One of his protégés was Maulvi Abdul Haq, known as Baba-i-Urdu ("father of Urdu"). From wikipedia:
Following the establishment of the Osmania University by the Nizam Osman Ali Khan, Asif Jah VII of the Hyderabad State in 1917, Haq moved to Hyderabad to teach and help build the university. All subjects at the university were taught in Urdu, and under Haq's influence the institution became a patron of Urdu and Persian literature and linguistic heritage. ... in 1930 Haq led the group in protest against a campaign by Indian nationalists to promote the use of Hindi as the national language of India. Haq became a fierce critic of Indian leader Mahatma Gandhi and the Indian National Congress, the largest political party in the nation. Suspicious and averse to the Congress and the Indian independence movement, in which Hindus composed a majority of leaders and participants, Haq joined the All India Muslim League led by Muhammad Ali Jinnah.
After partition in 1947, Haq moved to Karachi as one of the millions of Urdu-speaking muhajirs ("settlers"), and
... re-organised the Anjuman Taraqqi-e-Urdu ..., launching journals, establishing libraries and schools, publishing a large number of books and promoting Urdu education and linguistic research. ... Haq also used his organisation for political activism, promoting the adoption of Urdu as the lingua franca and sole official language of Pakistan. He criticised the popular movement that had arisen in East Pakistan (now Bangladesh) to demand the recognition of Bengali, stressing his belief that only Urdu represented Muslim heritage and should be promoted exclusively in national life. Condemning the 1952 Language movement agitations in East Pakistan, Haq was infuriated by the decision of the Constituent Assembly of Pakistan to make Bengali a second official language.
More later, on the differences between Hindi and Urdu, and on the problems that Urdu apparently poses for literacy in Pakistan.

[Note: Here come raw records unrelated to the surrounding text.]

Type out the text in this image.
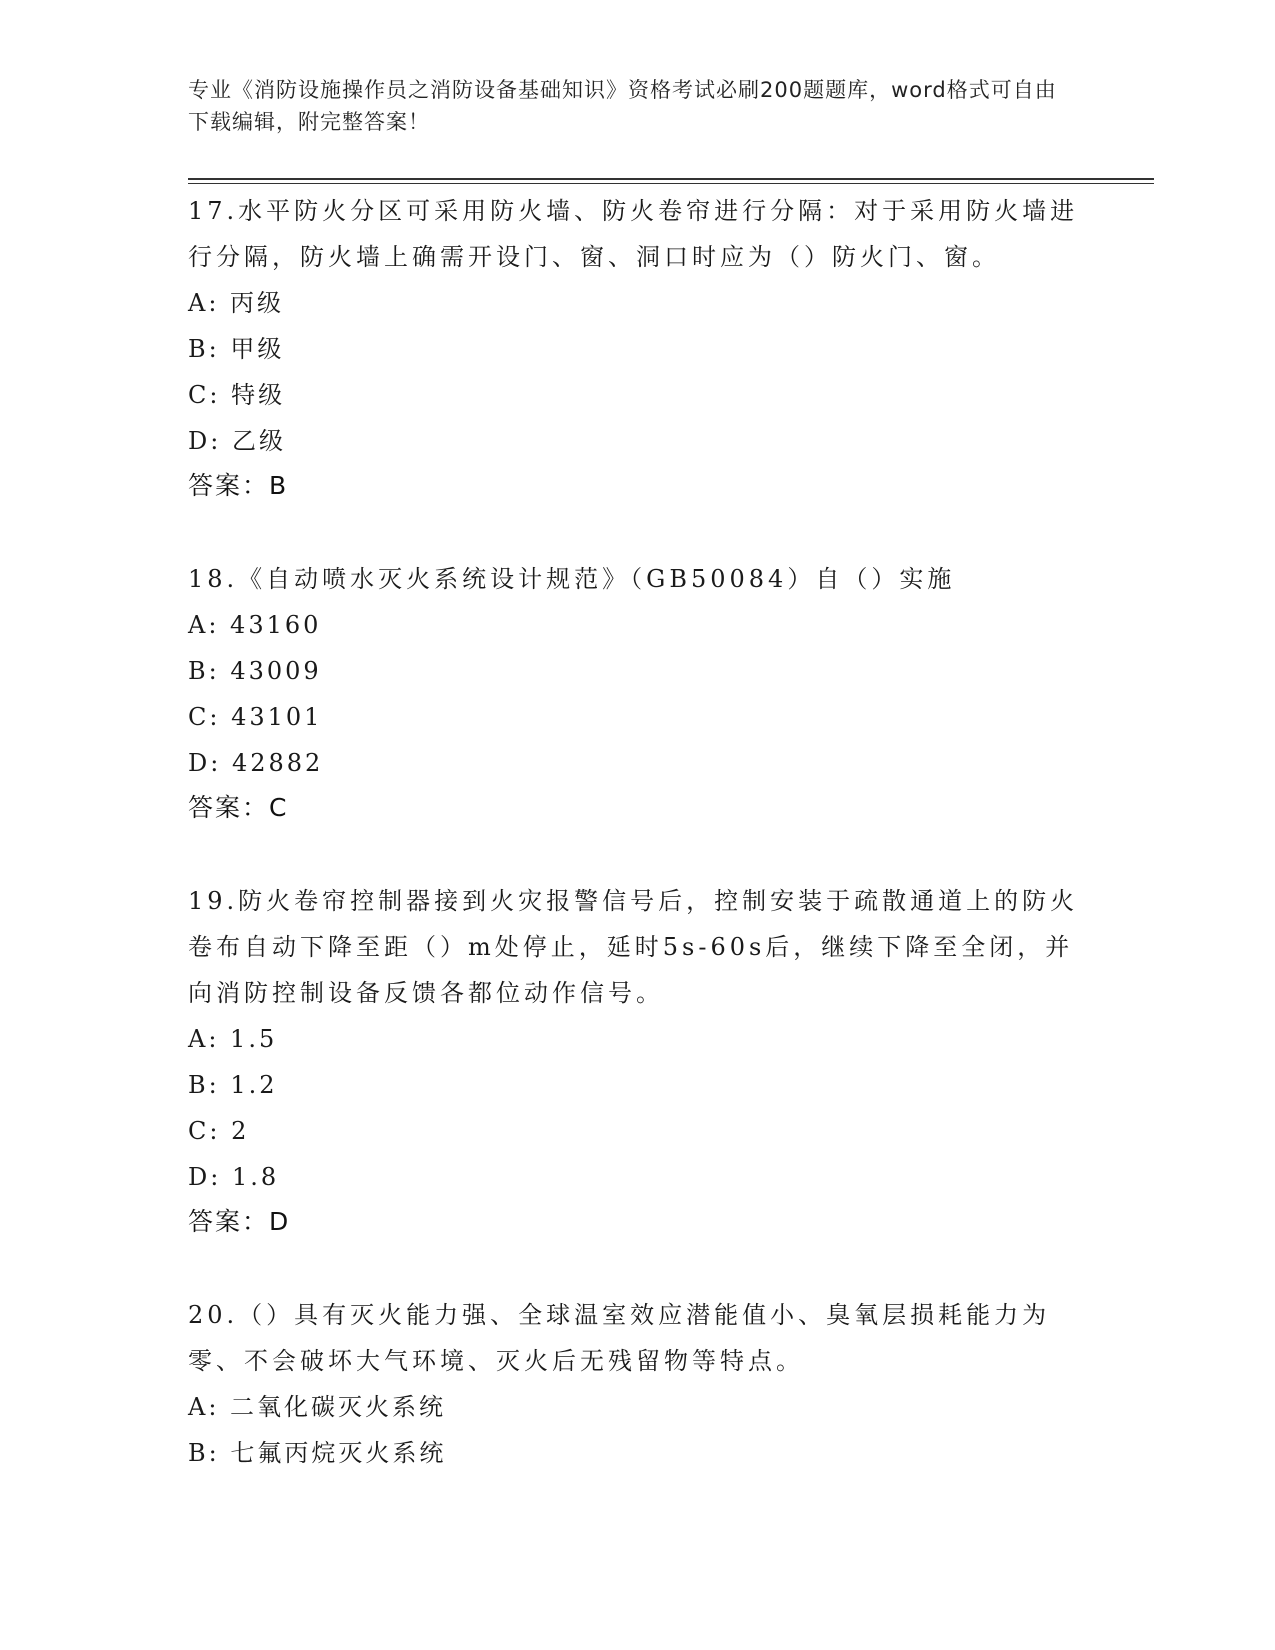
专业《消防设施操作员之消防设备基础知识》资格考试必刷200题题库，word格式可自由下载编辑，附完整答案！
17.水平防火分区可采用防火墙、防火卷帘进行分隔：对于采用防火墙进行分隔，防火墙上确需开设门、窗、洞口时应为（）防火门、窗。
A: 丙级
B: 甲级
C: 特级
D: 乙级
答案：B
18.《自动喷水灭火系统设计规范》（GB50084）自（）实施
A: 43160
B: 43009
C: 43101
D: 42882
答案：C
19.防火卷帘控制器接到火灾报警信号后，控制安装于疏散通道上的防火卷布自动下降至距（）m处停止，延时5s-60s后，继续下降至全闭，并向消防控制设备反馈各都位动作信号。
A: 1.5
B: 1.2
C: 2
D: 1.8
答案：D
20.（）具有灭火能力强、全球温室效应潜能值小、臭氧层损耗能力为零、不会破坏大气环境、灭火后无残留物等特点。
A: 二氧化碳灭火系统
B: 七氟丙烷灭火系统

[For an interesting analysis of the political background,(before Benazir Bhutto's assassination) from the perspective of one of "the Urdu-speaking descendents of immigrants from India", see Salim Chauhan, "With or Without Musharraf -- A Mohajir's Perspective", 4/11/2007. His bitter comments about the "sons of the soil" are (I guess) directed at the feudal landowners who are still a dominant power in Pakistan -- as William Dalrymple wrote recently ("Pakistan's flawed and feudal princess", 12/30/2007):
Real democracy has never thrived in Pakistan, in part because landowning remains the principal social base from which politicians emerge.
The educated middle class is in Pakistan still largely excluded from the political process. As a result, in many of the more backward parts of Pakistan, the feudal landowner expects his people to vote for his chosen candidate. As writer Ahmed Rashid put it: 'In some constituencies, if the feudals put up their dog as a candidate, that dog would get elected with 99 per cent of the vote.'
And Chahan's mention of "[t]he Urdu-speaking collaborators, left at the mercy of the victorious Mukhti Bahini, ... 'stranded' in a hostile country and shamelessly abandoned by the very country which they supported" is a reference to the 600,000 or so Urdu-speaking ethnic Biharis who have been stranded as officially stateless refugees in Bangladesh since 1971, one of the many deeply depressing aspects of this region's recent history.]